セトスでは手の回らない所も多いだろうから、リサも手伝ってやるように」
「言われなくたって手伝うわよー!アンジェちゃん、最高の結婚式にしましょうね」
「母上、よろしくお願いします」
「よろしくおねがいします」
「頑張りましょうね!」
二人揃って頭を下げた所で今日の話し合いは終わりで、俺たちは離れへ戻る。
「アンジェ、何か気になることがあるのかい?」
リビングルームのソファに並んで座って、ゆっくり聞いてみる。
さっき、表情が硬かったのは気のせいじゃないと思うから。
「気になる、ほどでもないの。
でも、なんだか、分からないことが、多いような……うぅん」
難しい顔をして黙り込んでしまったアンジェを優しく抱き寄せる。
「難しく考えなくてもいいよ。アンジェには申し訳ない話なんだけど、父上と母上は、アンジェが『何も出来ない』って思っていたわけだ」
「うん。それは、知ってる。ほんとのことだもん」
「でも、今回のパーティーの件でそうじゃないことが証明された。

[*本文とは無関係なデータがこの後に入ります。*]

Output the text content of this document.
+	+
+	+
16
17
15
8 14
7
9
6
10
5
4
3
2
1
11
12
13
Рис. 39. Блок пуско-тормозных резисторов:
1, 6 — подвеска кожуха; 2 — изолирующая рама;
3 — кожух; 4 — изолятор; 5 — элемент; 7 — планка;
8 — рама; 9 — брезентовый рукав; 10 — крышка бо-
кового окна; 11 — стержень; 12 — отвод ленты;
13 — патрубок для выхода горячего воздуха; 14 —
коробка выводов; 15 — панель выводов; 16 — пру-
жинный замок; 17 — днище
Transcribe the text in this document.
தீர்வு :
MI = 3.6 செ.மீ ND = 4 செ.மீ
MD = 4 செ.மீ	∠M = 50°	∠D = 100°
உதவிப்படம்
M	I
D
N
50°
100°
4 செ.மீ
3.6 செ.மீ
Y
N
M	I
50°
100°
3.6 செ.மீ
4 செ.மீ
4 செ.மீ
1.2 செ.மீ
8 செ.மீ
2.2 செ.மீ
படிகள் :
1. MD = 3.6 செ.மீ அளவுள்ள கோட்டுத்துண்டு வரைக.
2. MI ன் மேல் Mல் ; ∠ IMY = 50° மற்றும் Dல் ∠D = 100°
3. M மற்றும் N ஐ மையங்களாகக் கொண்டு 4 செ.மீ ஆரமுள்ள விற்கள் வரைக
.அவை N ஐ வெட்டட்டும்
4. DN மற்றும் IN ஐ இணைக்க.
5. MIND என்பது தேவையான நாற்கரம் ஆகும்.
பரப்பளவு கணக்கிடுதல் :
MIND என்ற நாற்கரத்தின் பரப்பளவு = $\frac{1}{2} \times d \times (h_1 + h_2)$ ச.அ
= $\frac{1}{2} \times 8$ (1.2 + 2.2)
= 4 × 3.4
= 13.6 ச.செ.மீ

人前にも出れるようになったし、アンジェにしか出来ないことがあるからね」
「みんなよりも、耳がきこえるって、そんなに大事なこと?」
「アンジェにはよく分かってないかもしれないけど、少なくとも俺にとってはとても大事なことだな」
「じゃあ、わたし、ほんとにちゃんとできてるってことだよね?」
「そうだよ。そうじゃなかったら急いで結婚式をしようとはならないだろう?」
「うん。分かった。納得した!
つまり、わたしはセトスさまのためになる人だから、急いで結婚しちゃおう、ってこと!」
満面の笑顔でそう言い切る。
「そういうことだよ」
「セトスさま、ありがとう!」
アンジェが勢いよく抱きついてきて、俺の胸の辺りに顔を擦り付ける。
「俺の方こそ、ありがとう。アンジェが頑張ってくれたおかげだよ」
「セトスさまが、がんばる方法を、教えてくれたから!
ほんとに、夢みたいだねぇ……わたし、セトスさまの役に立てて、そのうえ、結婚できるんだもん!」
ぎゅーっと抱きしめてくれるアンジェ。
「俺と一緒に、幸せになってくれる?」
「うん!もちろん!」
元気よく返事をしてくれる彼女を、強く抱きしめ返す。
この腕のなかのぬくもりを、何よりも大切にして生きてゆこうと、そう心に誓って。